ST. GEORGE (News4Utah) - A dry winter in Southern Utah is sounding alarm bells for those focused on water conservancy and experts at the Washington County Water Conservancy District is saying this year is unprecedented.
"We have to go back to the old timers to even conceive of a year that's been this bad," said Corey Cram the Associate General Manager of the District.
Cram is referring to this years snow pack which now sits at eight percent of normal.
"We depend upon the Virgin River for the life blood of our community - water is what it's all based on. And that water supply is based on what happens in the winter time. We collect that water in the spring time when the snow melts, we put it in our reservoirs and that's our water supply for the future, and right now our water supply is looking very very bleak," said Cram.
Water users in Washington County will likely live off reservoir storage throughout 2018.
"And that would be a disaster if it were not for the storage we have in our reservoirs, but one year like this effects the following year and the following year," said Cram.
Despite the storage, the District and Cram is requesting everyone in Washington County to be efficient with their use -- from laundry, toilet flushing, and especially sprinklers.

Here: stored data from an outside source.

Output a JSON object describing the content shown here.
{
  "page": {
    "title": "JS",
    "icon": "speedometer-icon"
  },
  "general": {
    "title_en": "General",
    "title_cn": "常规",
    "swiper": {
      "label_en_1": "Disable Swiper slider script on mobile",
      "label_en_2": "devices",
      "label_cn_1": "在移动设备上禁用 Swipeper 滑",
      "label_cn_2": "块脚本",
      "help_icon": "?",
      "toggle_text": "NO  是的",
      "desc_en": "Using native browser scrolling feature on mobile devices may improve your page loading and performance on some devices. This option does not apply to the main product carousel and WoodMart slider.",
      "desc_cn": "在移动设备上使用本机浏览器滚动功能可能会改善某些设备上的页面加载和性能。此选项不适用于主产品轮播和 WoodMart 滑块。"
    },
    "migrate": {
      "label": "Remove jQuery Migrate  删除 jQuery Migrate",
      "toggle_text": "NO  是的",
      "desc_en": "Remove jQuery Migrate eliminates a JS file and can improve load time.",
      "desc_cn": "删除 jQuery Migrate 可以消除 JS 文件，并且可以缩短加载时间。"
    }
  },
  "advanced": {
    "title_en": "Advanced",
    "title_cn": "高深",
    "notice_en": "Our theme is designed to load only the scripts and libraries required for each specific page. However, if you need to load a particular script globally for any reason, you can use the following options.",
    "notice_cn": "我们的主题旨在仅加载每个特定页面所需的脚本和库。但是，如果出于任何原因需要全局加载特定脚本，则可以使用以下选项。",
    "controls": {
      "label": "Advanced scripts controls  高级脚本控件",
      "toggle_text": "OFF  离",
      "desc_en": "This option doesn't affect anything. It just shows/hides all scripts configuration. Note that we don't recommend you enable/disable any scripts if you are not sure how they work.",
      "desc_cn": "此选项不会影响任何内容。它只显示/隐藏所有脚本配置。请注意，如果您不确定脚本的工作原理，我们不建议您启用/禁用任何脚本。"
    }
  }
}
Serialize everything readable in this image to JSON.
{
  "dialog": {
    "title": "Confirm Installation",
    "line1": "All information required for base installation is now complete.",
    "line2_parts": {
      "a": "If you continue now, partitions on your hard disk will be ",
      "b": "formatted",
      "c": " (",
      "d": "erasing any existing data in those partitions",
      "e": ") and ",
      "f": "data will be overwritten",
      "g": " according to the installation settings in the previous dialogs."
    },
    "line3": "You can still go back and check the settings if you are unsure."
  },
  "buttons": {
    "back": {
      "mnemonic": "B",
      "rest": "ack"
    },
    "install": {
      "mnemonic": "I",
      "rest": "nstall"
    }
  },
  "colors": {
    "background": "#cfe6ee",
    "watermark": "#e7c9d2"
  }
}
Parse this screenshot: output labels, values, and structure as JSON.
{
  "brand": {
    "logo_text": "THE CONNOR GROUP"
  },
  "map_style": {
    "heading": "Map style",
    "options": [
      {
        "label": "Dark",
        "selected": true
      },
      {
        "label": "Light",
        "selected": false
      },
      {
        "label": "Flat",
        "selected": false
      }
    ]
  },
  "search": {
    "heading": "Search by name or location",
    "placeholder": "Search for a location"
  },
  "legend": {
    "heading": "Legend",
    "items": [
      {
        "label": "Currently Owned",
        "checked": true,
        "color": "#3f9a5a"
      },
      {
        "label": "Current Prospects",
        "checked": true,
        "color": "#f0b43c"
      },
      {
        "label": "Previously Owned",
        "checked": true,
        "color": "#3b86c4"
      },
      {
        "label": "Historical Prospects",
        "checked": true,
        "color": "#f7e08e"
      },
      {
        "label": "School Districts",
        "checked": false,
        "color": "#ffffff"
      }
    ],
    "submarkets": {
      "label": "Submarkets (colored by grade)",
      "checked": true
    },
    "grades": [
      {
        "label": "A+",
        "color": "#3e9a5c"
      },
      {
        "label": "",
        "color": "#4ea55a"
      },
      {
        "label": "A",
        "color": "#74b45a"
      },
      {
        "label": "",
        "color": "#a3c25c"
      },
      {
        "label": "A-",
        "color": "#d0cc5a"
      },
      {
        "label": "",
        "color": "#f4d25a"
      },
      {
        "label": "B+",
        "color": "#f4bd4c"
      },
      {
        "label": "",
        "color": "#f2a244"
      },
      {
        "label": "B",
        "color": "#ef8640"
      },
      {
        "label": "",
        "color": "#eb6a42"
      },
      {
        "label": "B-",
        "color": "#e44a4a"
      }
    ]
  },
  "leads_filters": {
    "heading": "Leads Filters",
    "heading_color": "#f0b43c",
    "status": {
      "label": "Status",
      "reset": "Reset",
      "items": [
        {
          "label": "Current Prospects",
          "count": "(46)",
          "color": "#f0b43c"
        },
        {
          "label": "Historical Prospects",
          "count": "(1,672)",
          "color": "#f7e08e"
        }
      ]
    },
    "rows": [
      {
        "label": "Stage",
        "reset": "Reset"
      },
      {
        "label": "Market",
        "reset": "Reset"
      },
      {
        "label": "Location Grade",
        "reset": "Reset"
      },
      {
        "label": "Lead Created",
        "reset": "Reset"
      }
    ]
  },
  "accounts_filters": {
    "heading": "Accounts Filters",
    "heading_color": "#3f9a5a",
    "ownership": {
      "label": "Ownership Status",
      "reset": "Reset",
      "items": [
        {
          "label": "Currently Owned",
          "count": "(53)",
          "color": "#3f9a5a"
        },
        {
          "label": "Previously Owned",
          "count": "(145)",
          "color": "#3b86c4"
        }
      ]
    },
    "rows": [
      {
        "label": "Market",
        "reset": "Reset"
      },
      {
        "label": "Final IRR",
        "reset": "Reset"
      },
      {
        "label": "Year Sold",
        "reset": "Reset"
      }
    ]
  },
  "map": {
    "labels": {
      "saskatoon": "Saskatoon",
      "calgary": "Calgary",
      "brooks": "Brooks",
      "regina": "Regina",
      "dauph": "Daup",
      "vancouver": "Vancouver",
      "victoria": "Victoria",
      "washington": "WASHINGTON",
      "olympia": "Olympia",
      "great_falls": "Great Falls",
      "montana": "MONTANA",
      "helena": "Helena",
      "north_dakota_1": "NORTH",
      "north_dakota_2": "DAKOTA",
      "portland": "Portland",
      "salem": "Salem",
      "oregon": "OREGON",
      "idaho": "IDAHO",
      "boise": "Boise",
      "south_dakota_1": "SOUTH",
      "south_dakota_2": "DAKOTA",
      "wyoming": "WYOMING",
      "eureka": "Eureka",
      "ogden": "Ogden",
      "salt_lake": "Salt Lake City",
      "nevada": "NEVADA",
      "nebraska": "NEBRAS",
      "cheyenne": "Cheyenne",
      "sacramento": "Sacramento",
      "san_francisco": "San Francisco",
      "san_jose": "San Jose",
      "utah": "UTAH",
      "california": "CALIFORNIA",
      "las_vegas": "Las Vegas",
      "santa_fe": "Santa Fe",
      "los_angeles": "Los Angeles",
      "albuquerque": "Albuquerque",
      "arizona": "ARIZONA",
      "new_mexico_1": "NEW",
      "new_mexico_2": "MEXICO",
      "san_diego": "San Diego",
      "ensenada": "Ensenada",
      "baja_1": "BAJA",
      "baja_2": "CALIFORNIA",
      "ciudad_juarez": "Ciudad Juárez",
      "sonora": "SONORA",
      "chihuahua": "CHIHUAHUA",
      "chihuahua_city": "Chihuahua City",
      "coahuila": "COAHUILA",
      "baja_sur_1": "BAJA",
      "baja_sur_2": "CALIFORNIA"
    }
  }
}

"There's really no need to be putting water our on our lawns. People that think all I have to do is go to the tap and turn on the water and it will always be there and that's our job is to make sure that happens, but people need to recognize that that water comes from someplace, and we have to conserve that water," said Cram.
Sand Hollow Reservoir is currently 93 percent full and Quail Creek Reservoir is 67 percent full. They will be able to get Washington County through 2018.